Standish Park Arboretum was founded by Dr. John Van Ness Standish, direct descendant of Miles Standish of the Mayflower Colony, in 1873. Dr. Standish was a horticulture specialist and personally oversaw the plantings of 122 trees and 115 shrubs. He was involved with the establishment of the Galesburg Horticultural Society in 1873 and the Park Commission Board in 1876. He helped shape the policy of the park and transformed it into a park of exceeding beauty. He nurtured the park until his death in 1919.

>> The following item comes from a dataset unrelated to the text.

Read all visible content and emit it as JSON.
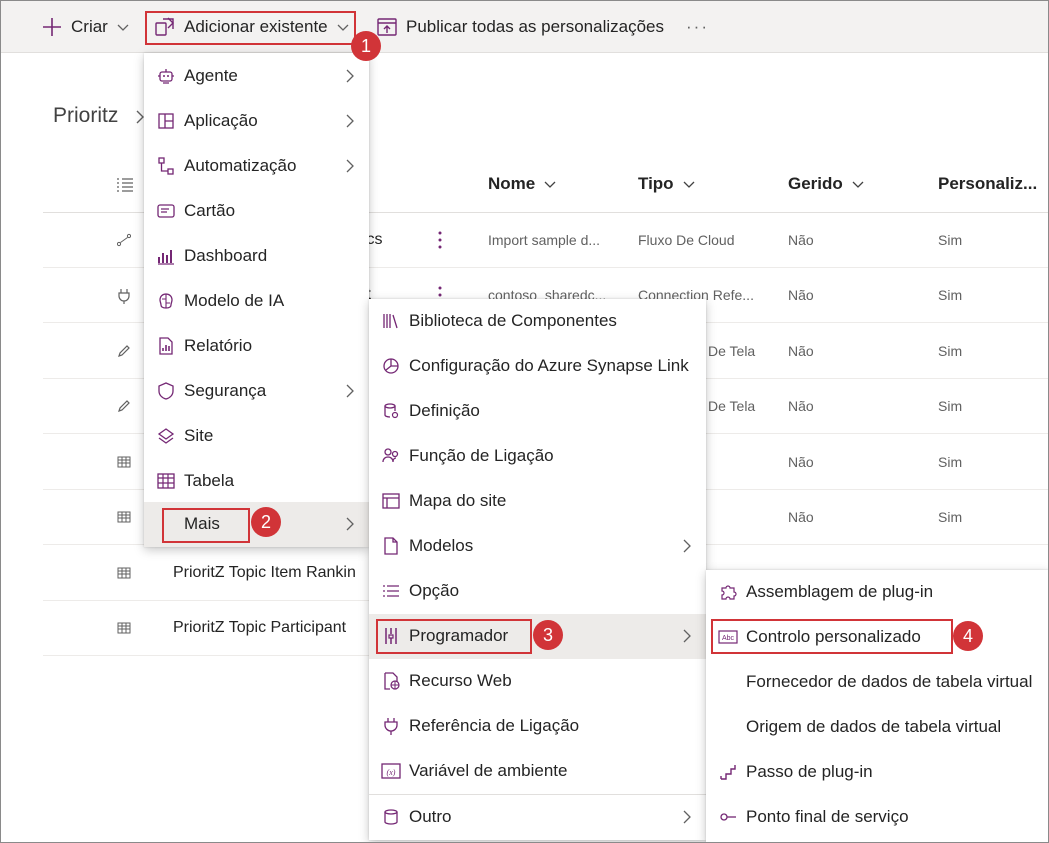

In the 1950s, Knox College classes in advanced taxonomy re-identified and tagged trees. In the 1970s, the Ray Brown Restoration Project set out to identify original trees and shrubs. They planted 37 trees and 6 shrubs in addition to their inventory work. In 1989, the SPRUCE committee (Standish Park Restoration Undertaking with Creative Enthusiasm) formed to replant and nurture Standish Park. As a result of their work, 38 trees and 3 shrubs were planted. In 2003, Standish Park was designated an Arboretum by the Galesburg City Council., and concurrently, the University of Illinois Extension Master Gardener volunteers re-identified the inventory of trees and shrubs in Standish Park Arboretum. Subsequently, the inventory was also re-tagged and efforts are underway to encourage more visitors to the Arboretum.

From 2004 to 2012, the park was used as the site of the Galesburg Scarecrow Festival, an artisan festival and market occurring in the early fall. The park, since 2003, has also been the location for the city's "Art-in-the-park" festival.